Auteur : François Noudelmann
Date de saisie : 04/12/2008
Genre : Philosophie
Editeur : Gallimard, Paris, France
Collection : Blanche
Prix : 16.00 € / 104.95 F
ISBN : 978-2-07-012195-3
GENCOD : 9782070121953
Sorti le : 30/10/2008
L'engagement de Sartre dans l'Histoire est connu, ses discussions avec Che Guevara, ses déclarations incendiaires contre la colonisation, ses harangues sur un tonneau de Billancourt... Sait-on qu'en pleine euphorie militante, Sartre réservait chaque jour du temps pour le piano ? Il déchiffrait des partitions de Chopin ou Debussy. L'homme qui incarnait son siècle vivait des intensités et des rythmes secrets.
Comment la philosophie s'accorde-t-elle à cette pratique en contrebande ? Nietzsche, qui se rêvait compositeur plus que philosophe, adopta le piano comme son diapason, la table d'évaluation de ses idées, l'instrument de ses transfigurations intimes. Combattre Wagner, vaincre la lourdeur, épouser Lou, devenir méditerranéen... il joua sa vie sur le clavier, même pendant sa folie.
Décider de vivre en musique engage le corps amoureux. Barthes le comprit, à l'écart des codes dont il était devenu le théoricien. Le piano lui offrit une échappée hors des discours savants. Musicien, il découvrit une autre érotique, tantôt berceuse enfantine, tantôt pourvoyeuse de pulsions.

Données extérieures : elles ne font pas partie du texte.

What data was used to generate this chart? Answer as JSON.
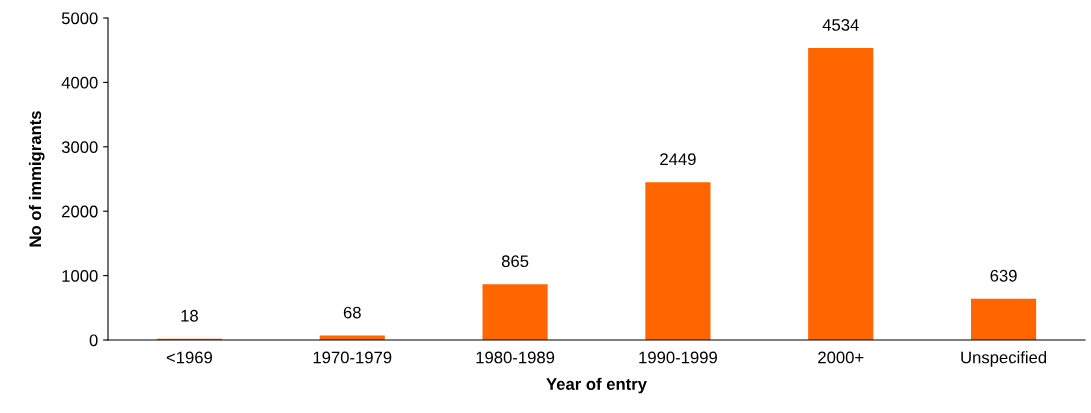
{
  "chart_data": {
    "type": "bar",
    "xlabel": "Year of entry",
    "ylabel": "No of immigrants",
    "categories": [
      "<1969",
      "1970-1979",
      "1980-1989",
      "1990-1999",
      "2000+",
      "Unspecified"
    ],
    "values": [
      18,
      68,
      865,
      2449,
      4534,
      639
    ],
    "color": "#ff6600",
    "ylim": [
      0,
      5000
    ],
    "yticks": [
      0,
      1000,
      2000,
      3000,
      4000,
      5000
    ],
    "grid": false,
    "data_labels": true
  }
}
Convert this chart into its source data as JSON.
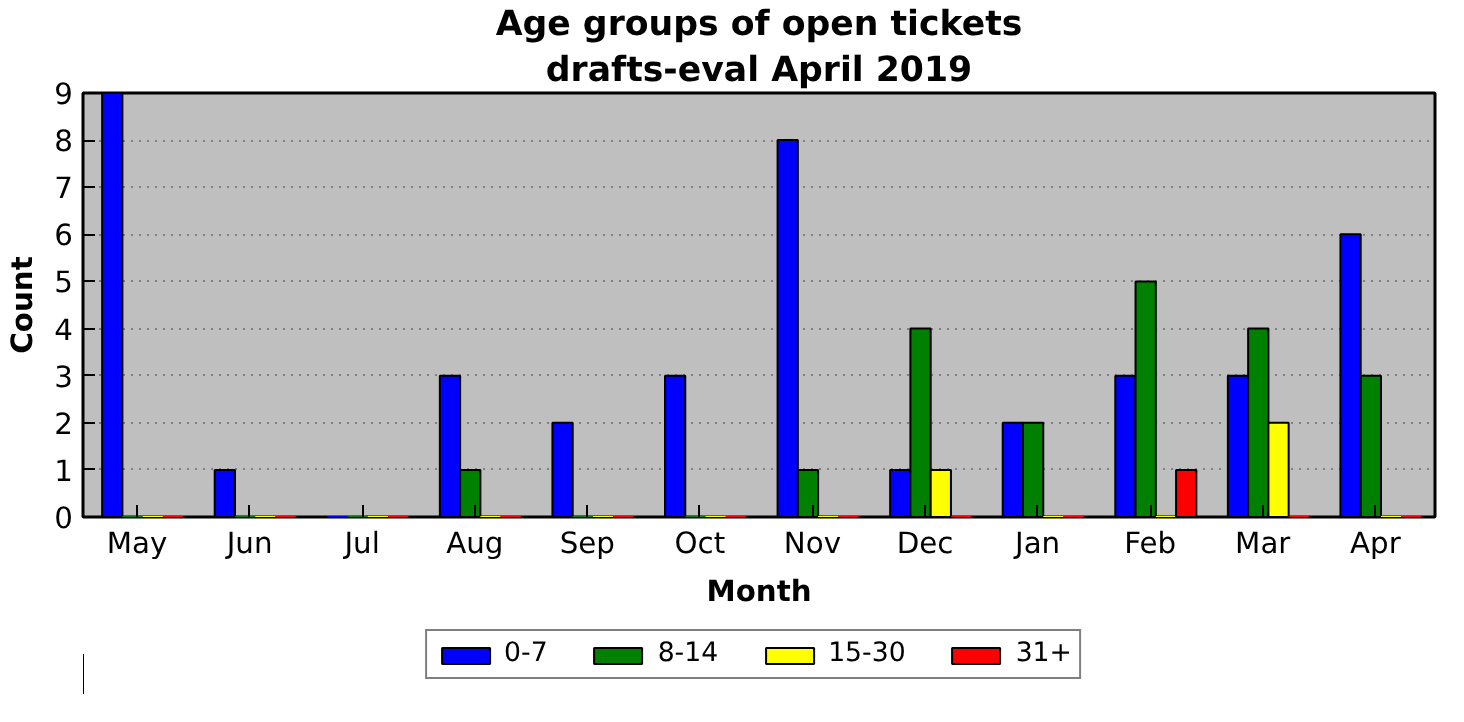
{
  "chart_data": {
    "type": "bar",
    "title": "Age groups of open tickets",
    "subtitle": "drafts-eval April 2019",
    "xlabel": "Month",
    "ylabel": "Count",
    "categories": [
      "May",
      "Jun",
      "Jul",
      "Aug",
      "Sep",
      "Oct",
      "Nov",
      "Dec",
      "Jan",
      "Feb",
      "Mar",
      "Apr"
    ],
    "series": [
      {
        "name": "0-7",
        "color": "#0000ff",
        "values": [
          9,
          1,
          0,
          3,
          2,
          3,
          8,
          1,
          2,
          3,
          3,
          6
        ]
      },
      {
        "name": "8-14",
        "color": "#008000",
        "values": [
          0,
          0,
          0,
          1,
          0,
          0,
          1,
          4,
          2,
          5,
          4,
          3
        ]
      },
      {
        "name": "15-30",
        "color": "#ffff00",
        "values": [
          0,
          0,
          0,
          0,
          0,
          0,
          0,
          1,
          0,
          0,
          2,
          0
        ]
      },
      {
        "name": "31+",
        "color": "#ff0000",
        "values": [
          0,
          0,
          0,
          0,
          0,
          0,
          0,
          0,
          0,
          1,
          0,
          0
        ]
      }
    ],
    "ylim": [
      0,
      9
    ],
    "yticks": [
      0,
      1,
      2,
      3,
      4,
      5,
      6,
      7,
      8,
      9
    ],
    "grid": "y",
    "legend": "bottom"
  }
}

Le jeu musical transporte une gamme d'affects qui se prolongent dans la vie sociale et intellectuelle, de sorte que la pratique du piano ne laisse pas intact le reste des jours. Doigtés, allures, sensualités, tout se livre sur la touche.
François Noudelmann, professeur à l'université Paris-VIII et «visiting professor» à Johns Hopkins University, a écrit plusieurs livres sur les fictions du temps. Il anime «Les vendredis de la philosophie» sur France Culture.
Sartre jouait du piano; Nietzsche jouait du piano; Barthes jouait du piano. A priori, la musique est très antiphilosophique, puisqu'elle ignore la conscience, qu'elle court-circuite les concepts : elle fait pénétrer l'homme dans le monde, et l'homme dans le monde sans aucun intermédiaire, mais elle est également le monde à elle toute seule. Faire de la musique, car c'est bien de pratique qu'il s'agit dans ce livre, et non d'écoute, c'est à la fois sortir du monde, aussi radicalement qu'en s'évanouissant - mais sans s'évanouir, justement, bien au contraire : y a-t-il une activité humaine qui requière plus de pensée ? -, et s'y installer tout entier. En jouant, le philosophe quitte la description du monde, il cesse de l'analyser, il ne cherche plus à le comprendre : il est dedans, et même il s'y replonge. L'auteur de cet essai brillant, François Noudelmann, parle de «réglage» : de loin en loin, une petite cure de clavier vous remet les idées en place.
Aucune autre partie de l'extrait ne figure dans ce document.